Senator Toomey has introduced the Blocking Deadly Fentanyl Imports Act in the Senate with Senator Doug Jones (D-Ala.). Congressman Reschenthaler was an early cosponsor of this legislation in the House, which was introduced by James Sensenbrenner (R-Wis 5th) and Gerry Connolly (D-Va.11th).

Read the full op-ed:

Combating fentanyl requires a robust response
Senator Pat Toomey and Congressman Guy Reschenthaler
Pittsburgh Post-Gazette
April 18, 2019

Sergeant Giovanni Trello of the Aliquippa Police Department is lucky to be alive.

In September 2017, Mr. Trello responded to a drug overdose call, a far-too-common occurrence in southwestern Pennsylvania. After arriving on the scene, Mr. Trello began collecting evidence - needles, stamp bags and other drug paraphernalia - from inside the idling vehicle. When he grabbed an open Ziploc bag, Mr. Trello accidentally released a small plume of drug residue into the air.

That was all it took. In a matter of moments, Mr. Trello passed out. He awoke in the back of an ambulance on his way to the hospital. Mr. Trello had just overdosed on pure fentanyl.

Mr. Trello's brush with death is a reminder of the extraordinary lethality of this drug, which has killed thousands of Pennsylvanians in recent years. Fentanyl has now surpassed heroin as the leading cause of drug overdose deaths. In its prescription form, fentanyl can treat patients with pain so severe that traditional opioids are ineffective. But the fentanyl found on our streets today is not pharmaceutical-grade, diverted from hospitals or stolen from medicine cabinets. This deadly product comes from China.

There, drug kingpins have discovered that the misery of opioid-addicted Americans is a lucrative export opportunity. Bad actors easily avoid attention from both American and Chinese law enforcement, hiding among China's massive, mostly legitimate chemical sector, numbering 160,000 firms. And only a tiny fraction of fentanyl is necessary to deliver the same intense high as heroin.

Put another way, shipping and production costs are small, but the potential for profit is enormous. Two pounds of Chinese fentanyl can be acquired for $5,000 yet generate $1.5 million in revenue. Usually, this poison is shipped to Mexican drug cartels that smuggle fentanyl-laced heroin across the southern border. It's also sold on the "dark web" directly to American drug pushers, who add minute, imprecise amounts of fentanyl to knock-off Vicodin and OxyContin pills that have been produced with pill presses and tableting machines that also were purchased illegally from China.

Congress passed a law in 1970 to discourage foreign governments from facilitating drug epidemics by ignoring U.S. narcotic control efforts. The law, which has been routinely updated as different psychoactive substances became popular, allows the United States to cut off foreign aid to a country that enables producers and traffickers to export heroin, marijuana, cocaine and methamphetamine to the United States.
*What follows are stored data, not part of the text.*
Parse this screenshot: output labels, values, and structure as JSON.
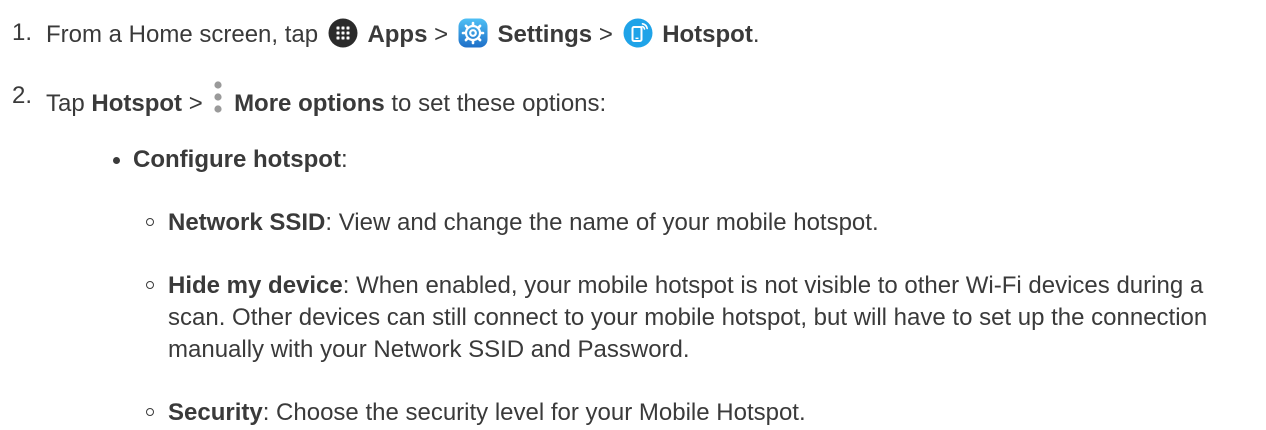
{
  "step1": {
    "number": "1.",
    "prefix": "From a Home screen, tap ",
    "apps_label": "Apps",
    "sep1": " > ",
    "settings_label": "Settings",
    "sep2": " > ",
    "hotspot_label": "Hotspot",
    "suffix": "."
  },
  "step2": {
    "number": "2.",
    "prefix": "Tap ",
    "hotspot_label": "Hotspot",
    "sep": " > ",
    "more_options_label": "More options",
    "suffix": " to set these options:"
  },
  "configure": {
    "label": "Configure hotspot",
    "suffix": ":"
  },
  "options": [
    {
      "term": "Network SSID",
      "desc": ": View and change the name of your mobile hotspot."
    },
    {
      "term": "Hide my device",
      "desc": ": When enabled, your mobile hotspot is not visible to other Wi-Fi devices during a scan. Other devices can still connect to your mobile hotspot, but will have to set up the connection manually with your Network SSID and Password."
    },
    {
      "term": "Security",
      "desc": ": Choose the security level for your Mobile Hotspot."
    }
  ],
  "colors": {
    "text": "#3a3a3a",
    "apps_icon_bg": "#2b2b2b",
    "settings_icon_bg": "#2a8fd8",
    "hotspot_icon_bg": "#1fa3e8"
  },
  "icons": {
    "apps": "apps-grid-icon",
    "settings": "settings-gear-icon",
    "hotspot": "hotspot-phone-icon",
    "more_options": "more-options-vertical-dots-icon"
  }
}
This law, however, has not been updated to apply to countries where illicit fentanyl is produced and exported on a large scale.
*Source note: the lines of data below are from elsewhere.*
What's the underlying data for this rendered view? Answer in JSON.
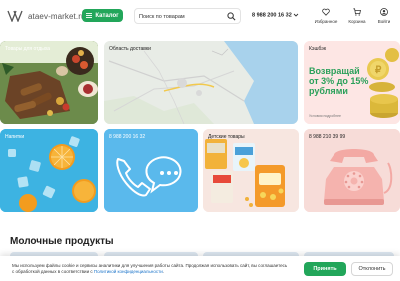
{
  "header": {
    "logo_text": "ataev-market.ru",
    "catalog_label": "Каталог",
    "search_placeholder": "Поиск по товарам",
    "phone": "8 988 200 16 32",
    "icons": [
      {
        "name": "favorites",
        "label": "Избранное"
      },
      {
        "name": "cart",
        "label": "Корзина"
      },
      {
        "name": "login",
        "label": "Войти"
      }
    ]
  },
  "cards": {
    "products": {
      "title": "Товары для отдыха"
    },
    "map": {
      "title": "Область доставки"
    },
    "cashback": {
      "title": "Кэшбэк",
      "headline_1": "Возвращай",
      "headline_2": "от 3% до 15%",
      "headline_3": "рублями",
      "note": "Условия подробнее"
    },
    "drinks": {
      "title": "Напитки"
    },
    "phone1": {
      "title": "8 988 200 16 32"
    },
    "kids": {
      "title": "Детские товары"
    },
    "phone2": {
      "title": "8 988 210 39 99"
    }
  },
  "section_title": "Молочные продукты",
  "cookie": {
    "text_1": "Мы используем файлы cookie и сервисы аналитики для улучшения работы сайта. Продолжая использовать сайт, вы соглашаетесь",
    "text_2": "с обработкой данных в соответствии с",
    "link": "Политикой конфиденциальности",
    "accept": "Принять",
    "decline": "Отклонить"
  },
  "colors": {
    "accent": "#22a65a",
    "link": "#1a73c9"
  }
}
That's why we're spearheading the Blocking Deadly Fentanyl Imports Act. Our bipartisan legislation enables the president to cut off certain foreign aid and taxpayer-backed loans, such as those made by the Overseas Private Investment Corporation and the Export-Import Bank, to major illicit fentanyl-producing countries. To regain good standing, a penalized country would need to adopt and enforce laws and regulations comparable to U.S. standards for prosecuting drug traffickers, scheduling new psychoactive substances on an emergency basis and registering pill presses or tableting machines.

Thankfully, China is beginning to change in large part due to the attention shown by Congress and vocal pressure from President Donald Trump. At the beginning of April, Beijing announced it would treat all fentanyl-like drugs as controlled substances. While this is certainly a welcome development, legislation like the Blocking Deadly Fentanyl Imports Act must be enacted so all foreign countries will think twice before enabling the drug-induced destruction of American communities and families.

No one piece of legislation can stop this scourge. It requires an end to the unsafe overprescribing of narcotics, better treatment of underlying mental illnesses and more research into non-addictive pain therapies. But as this drug epidemic has evolved from a domestic problem caused by legally-prescribed painkillers into an international challenge, our government must adapt, too. Passage of our bipartisan bill is a strong place to start.